Multilingual Information Retrieval Using Machine Translation, Relevance Feedback and Decompounding

  • Authors:
  • Aitao Chen;Fredric C. Gey

  • Affiliations:
  • School of Information Management and Systems, University of California at Berkeley, CA 94720-4600, USA. aitao@sims.berkeley.edu;UC Data Archive & Technical Assistance (UC DATA), University of California at Berkeley, CA 94720-5100, USA. gey@ucdata.berkeley.edu

  • Venue:
  • Information Retrieval
  • Year:
  • 2004

Quantified Score

Hi-index 0.00

Visualization

Abstract

Multilingual retrieval (querying of multiple document collections each in a different language) can be achieved by combining several individual techniques which enhance retrieval: machine translation to cross the language barrier, relevance feedback to add words to the initial query, decompounding for languages with complex term structure, and data fusion to combine monolingual retrieval results from different languages. Using the CLEF 2001 and CLEF 2002 topics and document collections, this paper evaluates these techniques within the context of a monolingual document ranking formula based upon logistic regression. Each individual technique yields improved performance over runs which do not utilize that technique.

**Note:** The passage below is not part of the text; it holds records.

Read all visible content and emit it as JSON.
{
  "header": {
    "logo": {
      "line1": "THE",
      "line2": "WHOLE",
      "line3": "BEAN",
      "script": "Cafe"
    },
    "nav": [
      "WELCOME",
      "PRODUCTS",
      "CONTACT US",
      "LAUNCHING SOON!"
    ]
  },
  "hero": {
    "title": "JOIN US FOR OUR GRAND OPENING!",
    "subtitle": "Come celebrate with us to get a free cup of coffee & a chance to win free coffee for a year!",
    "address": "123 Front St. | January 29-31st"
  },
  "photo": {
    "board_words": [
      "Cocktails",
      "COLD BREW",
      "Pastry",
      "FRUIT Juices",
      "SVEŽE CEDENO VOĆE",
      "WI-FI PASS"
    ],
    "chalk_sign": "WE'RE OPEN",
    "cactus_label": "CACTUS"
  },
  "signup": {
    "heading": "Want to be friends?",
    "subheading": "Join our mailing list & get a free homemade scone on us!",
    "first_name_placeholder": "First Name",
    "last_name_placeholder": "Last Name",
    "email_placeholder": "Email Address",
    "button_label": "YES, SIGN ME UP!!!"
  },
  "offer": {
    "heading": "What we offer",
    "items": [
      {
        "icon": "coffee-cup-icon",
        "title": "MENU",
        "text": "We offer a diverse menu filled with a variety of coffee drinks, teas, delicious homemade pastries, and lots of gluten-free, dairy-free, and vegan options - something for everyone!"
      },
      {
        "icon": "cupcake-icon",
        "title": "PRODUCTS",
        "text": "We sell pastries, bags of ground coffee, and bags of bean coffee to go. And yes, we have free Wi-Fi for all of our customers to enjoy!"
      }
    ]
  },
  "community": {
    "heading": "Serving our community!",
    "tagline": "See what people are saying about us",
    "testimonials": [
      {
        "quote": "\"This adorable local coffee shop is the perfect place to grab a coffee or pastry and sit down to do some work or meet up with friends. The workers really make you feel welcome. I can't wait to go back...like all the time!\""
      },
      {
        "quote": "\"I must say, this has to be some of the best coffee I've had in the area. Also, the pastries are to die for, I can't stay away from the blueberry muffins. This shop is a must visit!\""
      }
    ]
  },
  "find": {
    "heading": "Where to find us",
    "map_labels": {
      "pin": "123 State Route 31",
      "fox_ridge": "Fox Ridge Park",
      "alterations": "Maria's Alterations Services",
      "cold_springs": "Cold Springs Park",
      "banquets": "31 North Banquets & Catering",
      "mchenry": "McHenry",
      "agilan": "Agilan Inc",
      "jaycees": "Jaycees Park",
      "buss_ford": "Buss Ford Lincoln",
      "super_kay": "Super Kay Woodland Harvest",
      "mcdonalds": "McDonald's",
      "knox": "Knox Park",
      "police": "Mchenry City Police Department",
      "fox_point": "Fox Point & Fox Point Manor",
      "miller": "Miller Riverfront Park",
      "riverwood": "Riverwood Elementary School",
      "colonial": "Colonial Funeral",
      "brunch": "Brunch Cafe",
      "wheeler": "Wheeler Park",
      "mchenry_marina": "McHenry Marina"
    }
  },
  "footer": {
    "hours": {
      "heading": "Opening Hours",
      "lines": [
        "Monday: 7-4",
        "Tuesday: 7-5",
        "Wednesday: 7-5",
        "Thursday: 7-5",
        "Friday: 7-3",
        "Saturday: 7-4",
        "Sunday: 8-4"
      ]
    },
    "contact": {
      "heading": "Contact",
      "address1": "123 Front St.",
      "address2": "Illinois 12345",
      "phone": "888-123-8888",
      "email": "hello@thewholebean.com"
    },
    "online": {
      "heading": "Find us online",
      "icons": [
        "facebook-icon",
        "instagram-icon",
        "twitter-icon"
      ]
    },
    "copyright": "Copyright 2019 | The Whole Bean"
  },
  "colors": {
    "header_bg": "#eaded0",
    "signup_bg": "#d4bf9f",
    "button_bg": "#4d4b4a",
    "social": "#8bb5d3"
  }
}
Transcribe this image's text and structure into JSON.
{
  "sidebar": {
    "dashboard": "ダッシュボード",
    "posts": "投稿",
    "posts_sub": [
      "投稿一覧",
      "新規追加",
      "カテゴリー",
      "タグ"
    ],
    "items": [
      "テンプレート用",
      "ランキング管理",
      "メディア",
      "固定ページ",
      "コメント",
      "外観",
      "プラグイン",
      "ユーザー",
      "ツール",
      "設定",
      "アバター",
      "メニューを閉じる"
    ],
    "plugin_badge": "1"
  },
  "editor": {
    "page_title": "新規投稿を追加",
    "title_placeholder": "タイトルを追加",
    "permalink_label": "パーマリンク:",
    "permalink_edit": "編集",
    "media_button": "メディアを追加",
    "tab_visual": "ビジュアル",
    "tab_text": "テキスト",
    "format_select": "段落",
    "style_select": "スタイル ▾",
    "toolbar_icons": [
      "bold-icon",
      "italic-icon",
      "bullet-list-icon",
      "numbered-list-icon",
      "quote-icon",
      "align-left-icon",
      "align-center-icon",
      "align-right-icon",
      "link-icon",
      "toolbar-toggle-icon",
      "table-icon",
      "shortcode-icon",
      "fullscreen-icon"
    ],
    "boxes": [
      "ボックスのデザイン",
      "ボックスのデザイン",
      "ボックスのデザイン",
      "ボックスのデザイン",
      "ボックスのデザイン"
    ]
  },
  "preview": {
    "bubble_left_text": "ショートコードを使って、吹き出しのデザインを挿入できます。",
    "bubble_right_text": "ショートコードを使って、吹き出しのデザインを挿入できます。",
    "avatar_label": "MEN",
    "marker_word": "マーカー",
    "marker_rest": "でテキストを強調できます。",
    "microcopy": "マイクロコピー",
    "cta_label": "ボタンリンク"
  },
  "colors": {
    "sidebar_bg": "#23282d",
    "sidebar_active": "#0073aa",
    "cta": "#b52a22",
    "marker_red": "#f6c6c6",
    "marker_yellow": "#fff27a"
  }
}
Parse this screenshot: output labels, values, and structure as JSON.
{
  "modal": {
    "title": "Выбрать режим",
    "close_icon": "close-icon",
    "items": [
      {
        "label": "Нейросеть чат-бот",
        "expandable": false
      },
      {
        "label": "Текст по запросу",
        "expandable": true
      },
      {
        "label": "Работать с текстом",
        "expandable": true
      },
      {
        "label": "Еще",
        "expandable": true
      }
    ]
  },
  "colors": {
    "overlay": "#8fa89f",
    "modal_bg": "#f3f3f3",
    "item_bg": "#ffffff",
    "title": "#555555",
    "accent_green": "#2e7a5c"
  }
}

Moreover the techniques are complementary, in that combining the best techniques outperforms individual technique performance. An approximate but fast document translation using bilingual wordlists created from machine translation systems is presented and evaluated. The fast document translation is as effective as query translation in multilingual retrieval. Furthermore, when fast document translation is combined with query translation in multilingual retrieval, the performance is significantly better than that of query translation or fast document translation.